When it comes to protecting your data and systems you will have security in place to stop external access and attacks. But recent events show that a security breach can just as easily come from inside your own company. When thinking about your information security you should consider protecting your data from potential internal as well as external breaches.
And these internal security breaches could come from people and users who have authorised access to your systems, such as IT teams, administrators and system users.
How do you provide maximum protection for your data whilst still allowing your teams to do their jobs?
Who really needs access to your data – and who can actually see it?
When considering internal system access you will no doubt have thought very carefully about making sure you only give the relevant users access to the systems and data they need. You will have put password policies in place to make sure your users change their passwords regularly. And that the passwords they do use conform to some format to make sure they are strong. You may also have linked your systems to LDAP or Active Directory for secure user authentication.
But what about your IT team? They can access your database to carry out administrative services for example.
And if your IT is outsourced to a 3rd party organisation then they could also have access to your sensitive information. It may also be the same if your system is being hosted.
Encrypting data ‘at rest’
Encrypting data when it is ‘at rest’ helps to protect your sensitive information when accessed via the database itself. The data is stored in encrypted format within the database tables. So even if your IT team does have access to the raw data it is encrypted and only decrypted when viewed from within the application.
Protecting your data from authorised internal users
Your teams need access to information in order to carry out their jobs successfully. You will have carefully considered and set up the relevant security measures to access your systems. But once your users are logged in – do they really need access to all the information for their jobs?
Being able to select the data that your users have access to is the first step. This can help to limit any data breaches to subsets of information should this event occur.

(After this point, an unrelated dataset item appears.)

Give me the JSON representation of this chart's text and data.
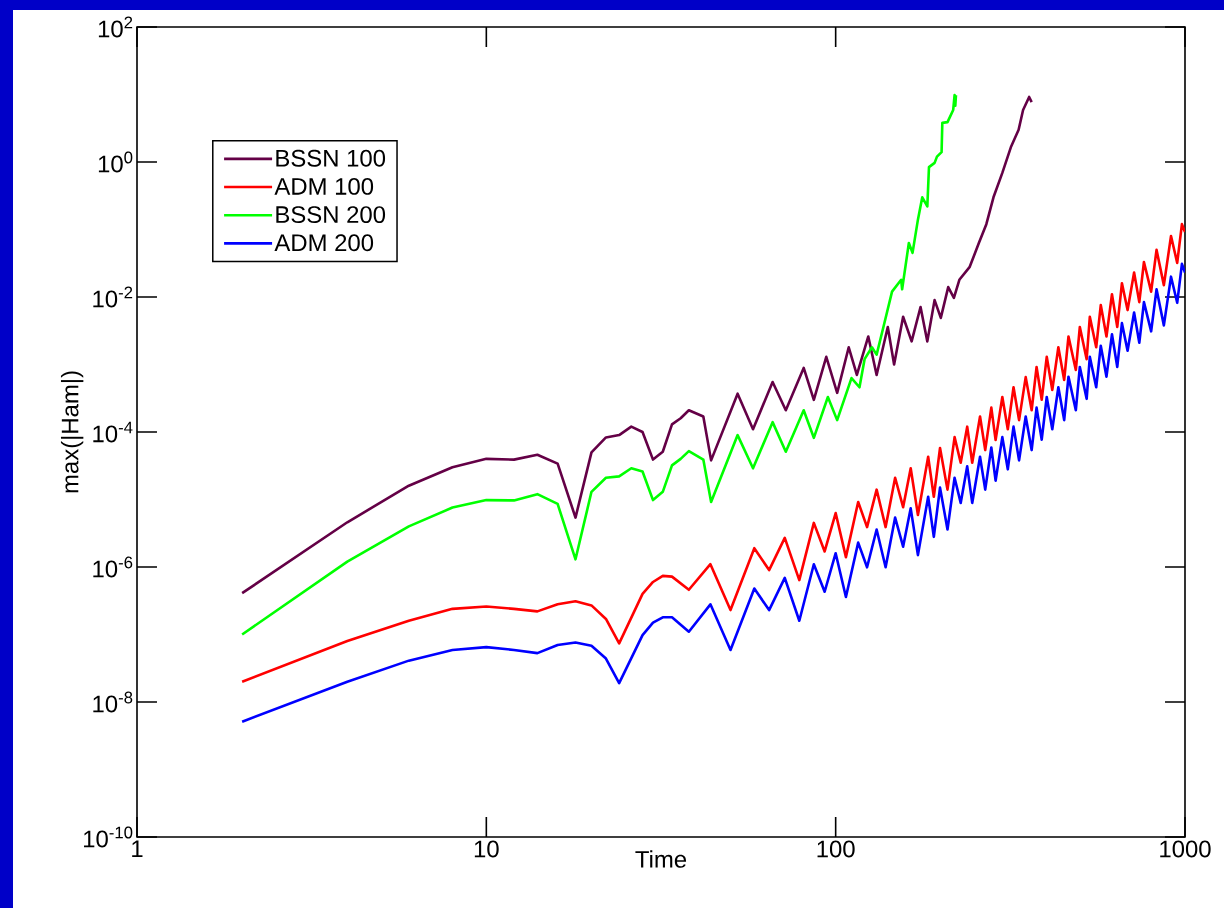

Field-level data encryption adds an extra layer of protection to your data by obscuring sensitive data values while still giving your users access to the data they need. Field-level encryption allows you to restrict access to identifiable or commercially sensitive information. This could include details such as date of birth, email, postal addresses and surname. But your users can still see the enquiries made or biological samples provided to complete their processes.
And when accompanied with rules-based encryption users only see the decrypted data based on your rules. These rules are based on your data set, such as the record must be linked to an event or project that you have been assigned to or you can only see this data when the record set has been approved. So even as an administrator or advanced user your access to sensitive data is limited.
Final thoughts on protecting your data from potential internal security breaches
When thinking about your data security don’t forget to consider everyone who can access your data – internally and externally. Making sure internal access to your systems is carefully controlled with comprehensive password policies is just the first step. Using encryption methods to restrict access to your information can bolster your security and protection measures and help protect against both internal and external security breaches.